Pacemaker Implantation


Pacemakers are necessary to treat patients whose heart beats too slowly.  A pacemaker is a small battery-operated device that helps your heart beat normally.  The pacemaker resets the heart rate to an appropriate rate, ensuring adequate blood and oxygen reach the brain and other parts of the body.


A pacemaker contains a powerful battery, electronic circuits, and computer memory that together generate electronic signals.  The signals, or pacing pulses, carry along thin, insulated wires, or leads.  The signals cause the heart muscle to begin the contractions that cause a heartbeat.

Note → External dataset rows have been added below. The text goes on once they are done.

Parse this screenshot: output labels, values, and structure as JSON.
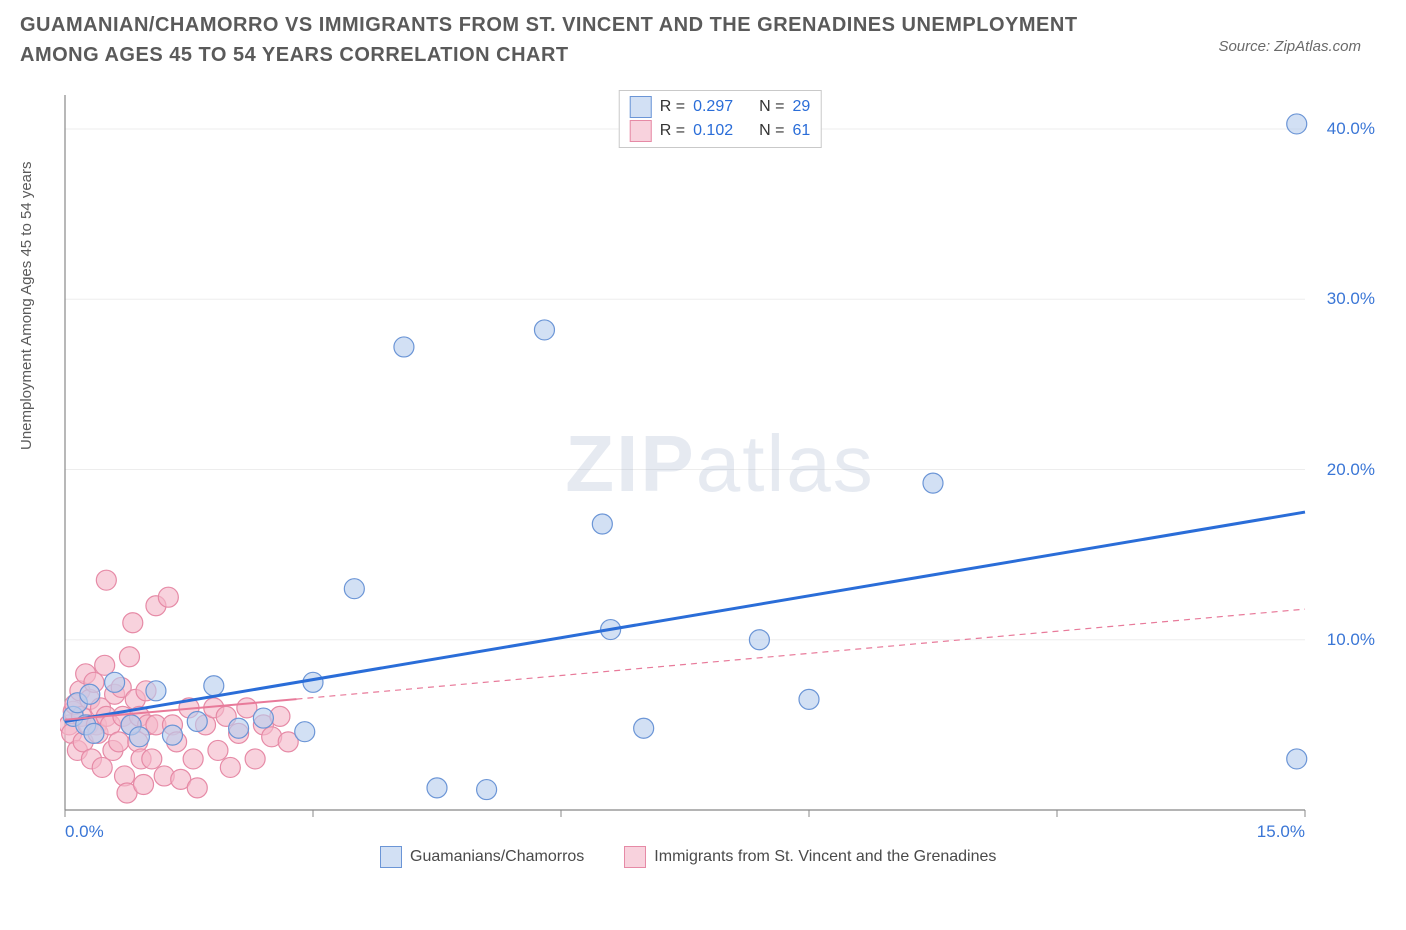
{
  "title": "GUAMANIAN/CHAMORRO VS IMMIGRANTS FROM ST. VINCENT AND THE GRENADINES UNEMPLOYMENT AMONG AGES 45 TO 54 YEARS CORRELATION CHART",
  "source": "Source: ZipAtlas.com",
  "y_axis_label": "Unemployment Among Ages 45 to 54 years",
  "watermark_bold": "ZIP",
  "watermark_light": "atlas",
  "chart": {
    "type": "scatter",
    "background_color": "#ffffff",
    "grid_color": "#ededed",
    "axis_color": "#888888",
    "tick_color": "#888888",
    "xlim": [
      0,
      15
    ],
    "ylim": [
      0,
      42
    ],
    "x_ticks": [
      0,
      3,
      6,
      9,
      12,
      15
    ],
    "x_tick_labels": [
      "0.0%",
      "",
      "",
      "",
      "",
      "15.0%"
    ],
    "y_ticks": [
      10,
      20,
      30,
      40
    ],
    "y_tick_labels": [
      "10.0%",
      "20.0%",
      "30.0%",
      "40.0%"
    ],
    "y_grid": [
      10,
      20,
      30,
      40
    ],
    "series": [
      {
        "name": "Guamanians/Chamorros",
        "label": "Guamanians/Chamorros",
        "fill_color": "#b8cdeea0",
        "stroke_color": "#6b95d6",
        "marker_radius": 10,
        "R": 0.297,
        "N": 29,
        "trend": {
          "x1": 0,
          "y1": 5.2,
          "x2": 15,
          "y2": 17.5,
          "solid_until_x": 15,
          "color": "#2a6dd8",
          "width": 3
        },
        "points": [
          [
            0.1,
            5.5
          ],
          [
            0.15,
            6.3
          ],
          [
            0.25,
            5.0
          ],
          [
            0.3,
            6.8
          ],
          [
            0.35,
            4.5
          ],
          [
            0.6,
            7.5
          ],
          [
            0.8,
            5.0
          ],
          [
            0.9,
            4.3
          ],
          [
            1.1,
            7.0
          ],
          [
            1.3,
            4.4
          ],
          [
            1.6,
            5.2
          ],
          [
            1.8,
            7.3
          ],
          [
            2.1,
            4.8
          ],
          [
            2.4,
            5.4
          ],
          [
            2.9,
            4.6
          ],
          [
            3.0,
            7.5
          ],
          [
            3.5,
            13.0
          ],
          [
            4.1,
            27.2
          ],
          [
            4.5,
            1.3
          ],
          [
            5.1,
            1.2
          ],
          [
            5.8,
            28.2
          ],
          [
            6.5,
            16.8
          ],
          [
            6.6,
            10.6
          ],
          [
            7.0,
            4.8
          ],
          [
            8.4,
            10.0
          ],
          [
            9.0,
            6.5
          ],
          [
            10.5,
            19.2
          ],
          [
            14.9,
            3.0
          ],
          [
            14.9,
            40.3
          ]
        ]
      },
      {
        "name": "Immigrants from St. Vincent and the Grenadines",
        "label": "Immigrants from St. Vincent and the Grenadines",
        "fill_color": "#f4b8c9a0",
        "stroke_color": "#e68aa6",
        "marker_radius": 10,
        "R": 0.102,
        "N": 61,
        "trend": {
          "x1": 0,
          "y1": 5.3,
          "x2": 15,
          "y2": 11.8,
          "solid_until_x": 2.8,
          "color": "#e87a9a",
          "width": 2
        },
        "points": [
          [
            0.05,
            5.0
          ],
          [
            0.08,
            4.5
          ],
          [
            0.1,
            5.8
          ],
          [
            0.12,
            6.2
          ],
          [
            0.15,
            3.5
          ],
          [
            0.18,
            7.0
          ],
          [
            0.2,
            5.5
          ],
          [
            0.22,
            4.0
          ],
          [
            0.25,
            8.0
          ],
          [
            0.28,
            5.0
          ],
          [
            0.3,
            6.5
          ],
          [
            0.32,
            3.0
          ],
          [
            0.35,
            7.5
          ],
          [
            0.38,
            5.0
          ],
          [
            0.4,
            4.5
          ],
          [
            0.43,
            6.0
          ],
          [
            0.45,
            2.5
          ],
          [
            0.48,
            8.5
          ],
          [
            0.5,
            5.5
          ],
          [
            0.5,
            13.5
          ],
          [
            0.55,
            5.0
          ],
          [
            0.58,
            3.5
          ],
          [
            0.6,
            6.8
          ],
          [
            0.65,
            4.0
          ],
          [
            0.68,
            7.2
          ],
          [
            0.7,
            5.5
          ],
          [
            0.72,
            2.0
          ],
          [
            0.75,
            1.0
          ],
          [
            0.78,
            9.0
          ],
          [
            0.8,
            5.0
          ],
          [
            0.82,
            11.0
          ],
          [
            0.85,
            6.5
          ],
          [
            0.88,
            4.0
          ],
          [
            0.9,
            5.5
          ],
          [
            0.92,
            3.0
          ],
          [
            0.95,
            1.5
          ],
          [
            0.98,
            7.0
          ],
          [
            1.0,
            5.0
          ],
          [
            1.05,
            3.0
          ],
          [
            1.1,
            5.0
          ],
          [
            1.1,
            12.0
          ],
          [
            1.2,
            2.0
          ],
          [
            1.25,
            12.5
          ],
          [
            1.3,
            5.0
          ],
          [
            1.35,
            4.0
          ],
          [
            1.4,
            1.8
          ],
          [
            1.5,
            6.0
          ],
          [
            1.55,
            3.0
          ],
          [
            1.6,
            1.3
          ],
          [
            1.7,
            5.0
          ],
          [
            1.8,
            6.0
          ],
          [
            1.85,
            3.5
          ],
          [
            1.95,
            5.5
          ],
          [
            2.0,
            2.5
          ],
          [
            2.1,
            4.5
          ],
          [
            2.2,
            6.0
          ],
          [
            2.3,
            3.0
          ],
          [
            2.4,
            5.0
          ],
          [
            2.5,
            4.3
          ],
          [
            2.6,
            5.5
          ],
          [
            2.7,
            4.0
          ]
        ]
      }
    ]
  },
  "legend_top": {
    "r_label": "R =",
    "n_label": "N ="
  }
}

The pacemaker is programmed to stimulate the heart at a pre-determined rate, and settings can be adjusted at any time.  Routine evaluation, sometimes via telephone or internet, ensures the pacemaker is working properly and monitors battery life, which generally runs from eight to ten years.

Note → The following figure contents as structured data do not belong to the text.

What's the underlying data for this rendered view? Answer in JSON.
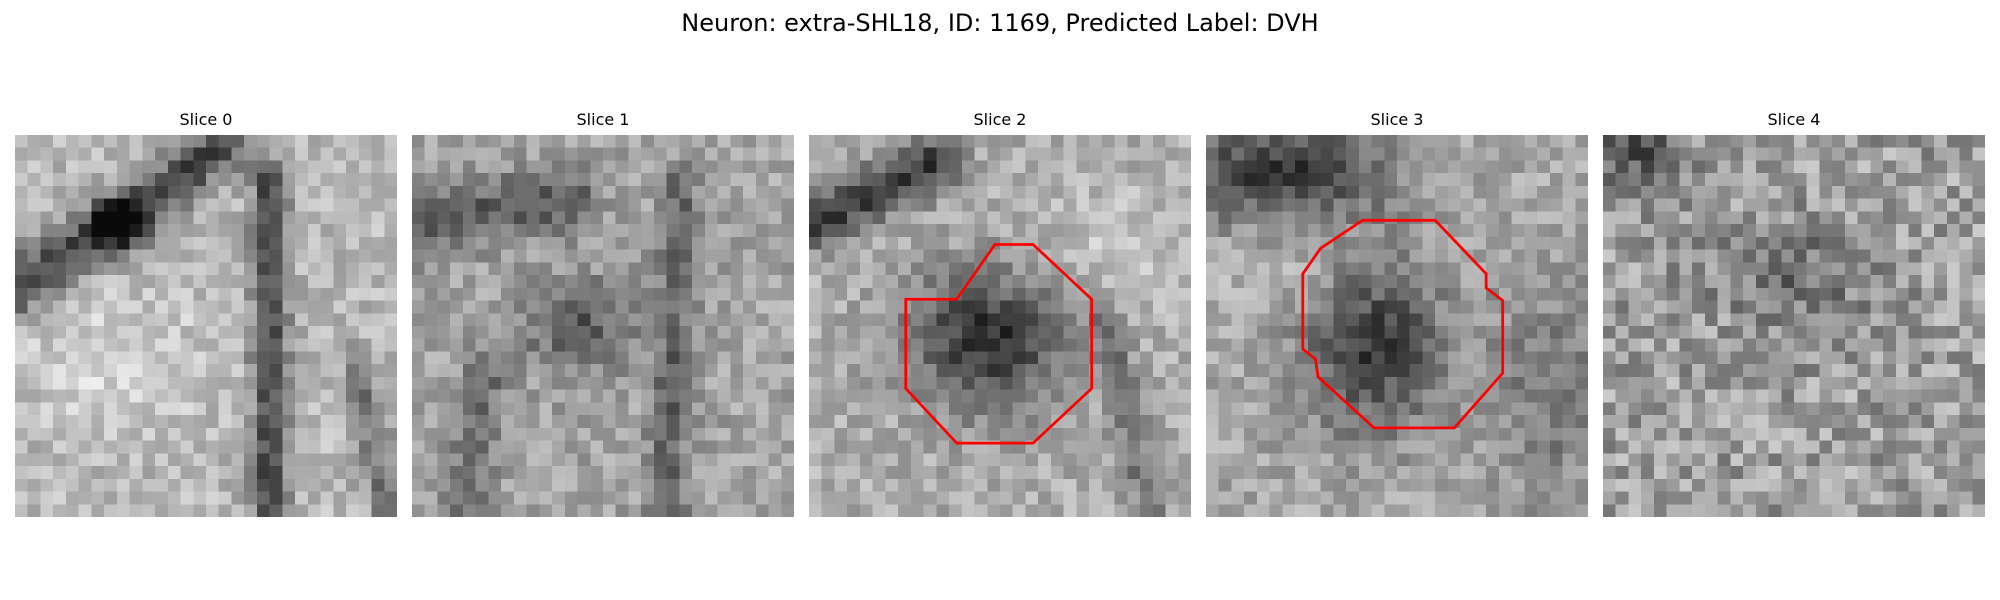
{
  "figure": {
    "title": "Neuron: extra-SHL18, ID: 1169, Predicted Label: DVH",
    "outline_color": "#ff0000"
  },
  "slices": [
    {
      "title": "Slice 0",
      "has_outline": false
    },
    {
      "title": "Slice 1",
      "has_outline": false
    },
    {
      "title": "Slice 2",
      "has_outline": true
    },
    {
      "title": "Slice 3",
      "has_outline": true
    },
    {
      "title": "Slice 4",
      "has_outline": false
    }
  ]
}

A permanent pacemaker insertion is a minor surgery and can be done on an inpatient or outpatient basis.  Doctors may perform the procedure in an electrophysiology laboratory, or cardiac catheterization lab.

The patient is given a local anesthetic, and the insertion site is cleaned and shaven.  In most cases, the pacemaker is inserted beneath the skin on the front of the chest under the clavicle (collarbone).  The physician will incise the chest wall just below the clavicle to create a small pocket, into which he or she places the pacemaker.  Wires attached to the pacemaker (pacemaker leads) are then passed through a vein in the upper chest and directed to the right atrium or right ventricle.  The leads, which stimulate the contractions of the heart, then attach to the inner surface of the heart chamber using small screws or tines.  Following insertion, the skin is closed with sutures or staples.  A chest x-ray is done to check position.  Most patients go home the same day.

It is very important that you shower every day with soap and water prior to this procedure. Devices that are implanted require routine follow-up visits in your doctor's office to ensure they work properly. Compliance with these and all recommended appointments is critically important.